This past Saturday, my wife and I were out exploring some of New Orleans’ hidden gems when we ran into an old friend—a successful entrepreneur I’ve known for over a decade. He and his wife were walking into The Little House, a funky wine bar in Algiers, with their young kids.
We hugged, caught up, and then he said it: “We’re moving.”
Why?
Because the math doesn’t work.
I’ve spent over two decades helping entrepreneurs start ventures in New Orleans. I’ve seen the scrappiness, the genius, the exits, the community. As a Founder of my own venture now, I’ve also seen the quiet cost of trying to build something here.
Here’s the reality we can’t ignore:
For founders with families trying to build in New Orleans—the math doesn’t work.
And unless we do something, we’re going to lose the very people who make this city’s future worth investing in.
Before You Scale a Startup, You Have to Survive
Let’s break it down:
Housing is expensive
Median home price: ~$256,000
Rent for a 2-bedroom: $1,289–$1,750/month
To afford that rent, you need ~$66,000/year in income
Yet median household income is only ~$55,000, and for Black households, it’s below $30,000.
Insurance is breaking budgets
Homeowners insurance: $3,900–$10,000/year
Flood insurance + rising premiums: adding $400–$1,000/month
That’s before you factor in business or auto insurance.
Raising a family costs a second salary
Private school? Charter lottery? Homeschool? All cost time, money, or access.
Two kids in school = another mortgage payment.
Infrastructure is lagging
Power outages. Road work delays. Drainage issues.
Entrepreneurs can’t scale if their lives are constantly in recovery mode.
“Just Bootstrap It” Doesn’t Work Here
We love to glorify the hustle. But in this environment, “just bootstrapping” means:
Burning personal savings faster than your company grows
Piling stress on your family with no safety net
Choosing between paying rent or hiring help
Or worse—leaving New Orleans to survive
This Is a Tipping Point Moment
We are at risk of becoming a city that celebrates entrepreneurship in theory—while making it financially impossible in practice.
And when founders walk away before they launch, it’s not just a personal loss.
It’s a citywide loss of innovation, jobs, and future prosperity.
What Needs to Change?
If we want to build a future-ready New Orleans, here’s what we must do:
Create programs that use AI, new mentor models, and digital networks to accelerate the startup stage. Founders don’t need four-month accelerator programs padded with meetings, workshops and pitch showcases. Time is money.

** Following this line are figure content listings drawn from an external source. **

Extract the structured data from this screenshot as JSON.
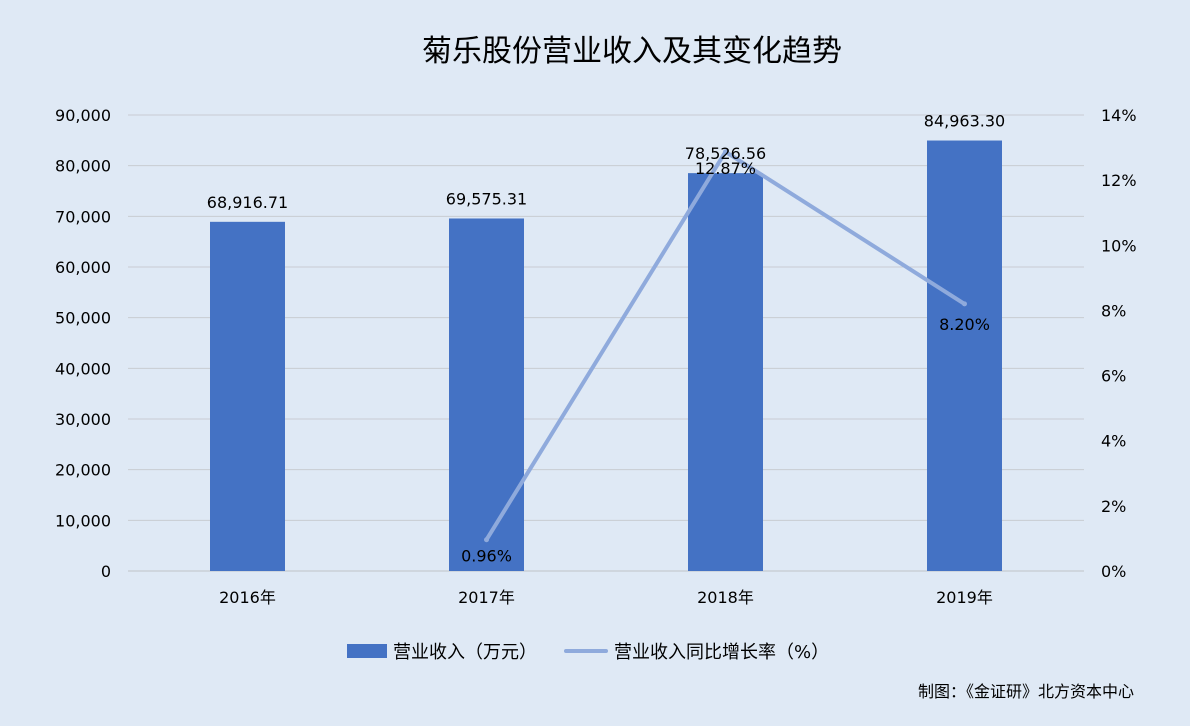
{
  "chart_data": {
    "type": "bar",
    "title": "菊乐股份营业收入及其变化趋势",
    "categories": [
      "2016年",
      "2017年",
      "2018年",
      "2019年"
    ],
    "series": [
      {
        "name": "营业收入（万元）",
        "type": "bar",
        "axis": "left",
        "values": [
          68916.71,
          69575.31,
          78526.56,
          84963.3
        ],
        "labels": [
          "68,916.71",
          "69,575.31",
          "78,526.56",
          "84,963.30"
        ]
      },
      {
        "name": "营业收入同比增长率（%）",
        "type": "line",
        "axis": "right",
        "values": [
          null,
          0.96,
          12.87,
          8.2
        ],
        "labels": [
          "",
          "0.96%",
          "12.87%",
          "8.20%"
        ]
      }
    ],
    "left_axis": {
      "ylim": [
        0,
        90000
      ],
      "ticks": [
        0,
        10000,
        20000,
        30000,
        40000,
        50000,
        60000,
        70000,
        80000,
        90000
      ],
      "tick_labels": [
        "0",
        "10,000",
        "20,000",
        "30,000",
        "40,000",
        "50,000",
        "60,000",
        "70,000",
        "80,000",
        "90,000"
      ]
    },
    "right_axis": {
      "ylim": [
        0,
        14
      ],
      "ticks": [
        0,
        2,
        4,
        6,
        8,
        10,
        12,
        14
      ],
      "tick_labels": [
        "0%",
        "2%",
        "4%",
        "6%",
        "8%",
        "10%",
        "12%",
        "14%"
      ]
    },
    "grid": true,
    "legend_position": "bottom",
    "colors": {
      "bar": "#4472c4",
      "line": "#8faadc",
      "grid": "#c8ccd2",
      "background": "#dfe9f5"
    }
  },
  "source_note": "制图：《金证研》北方资本中心"
}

Create subsidized housing pathways for entrepreneurs and essential workers
Explore community insurance pools or state-supported coverage for flood zones
Offer startup stipends or founder fellowships to high-potential risk-takers
Invest in affordable childcare and educational access to keep families rooted
Streamline infrastructure fixes that reduce the operational drag on families and businesses
I Still Believe in New Orleans’ Potential
New Orleans has always been a city of dreamers, artists, builders, and believers. Today, the ecosystem has institutional leadership and significant resources to support ventures at all stages.
But if we want to build the next great startup city—we need to be real about the math.
Because right now?
The numbers don’t add up for the people we need to grow new jobs and engage in civic endeavors.
And we can’t afford to lose them.
My husband and I have always considered ourselves diehard New Orleanians, but even we have to think of the longterm. Homeowner's insurance is crushing us. Taxes are high and it's easy to wonder what it's going towards. Political leadership has been missing for a long, long time. As the state grows more conservative, it feels more hostile even in our progressive bubble. And as climate change intensifies, it's hard not to wonder when another hurricane will lay the city low.
This is an important conversation to have.
Yes, we need our city and state officials to support the ecosystem but it also starts with community. We need to move past the “gatekeeping” culture of this city and learn how to work together and amplify each other.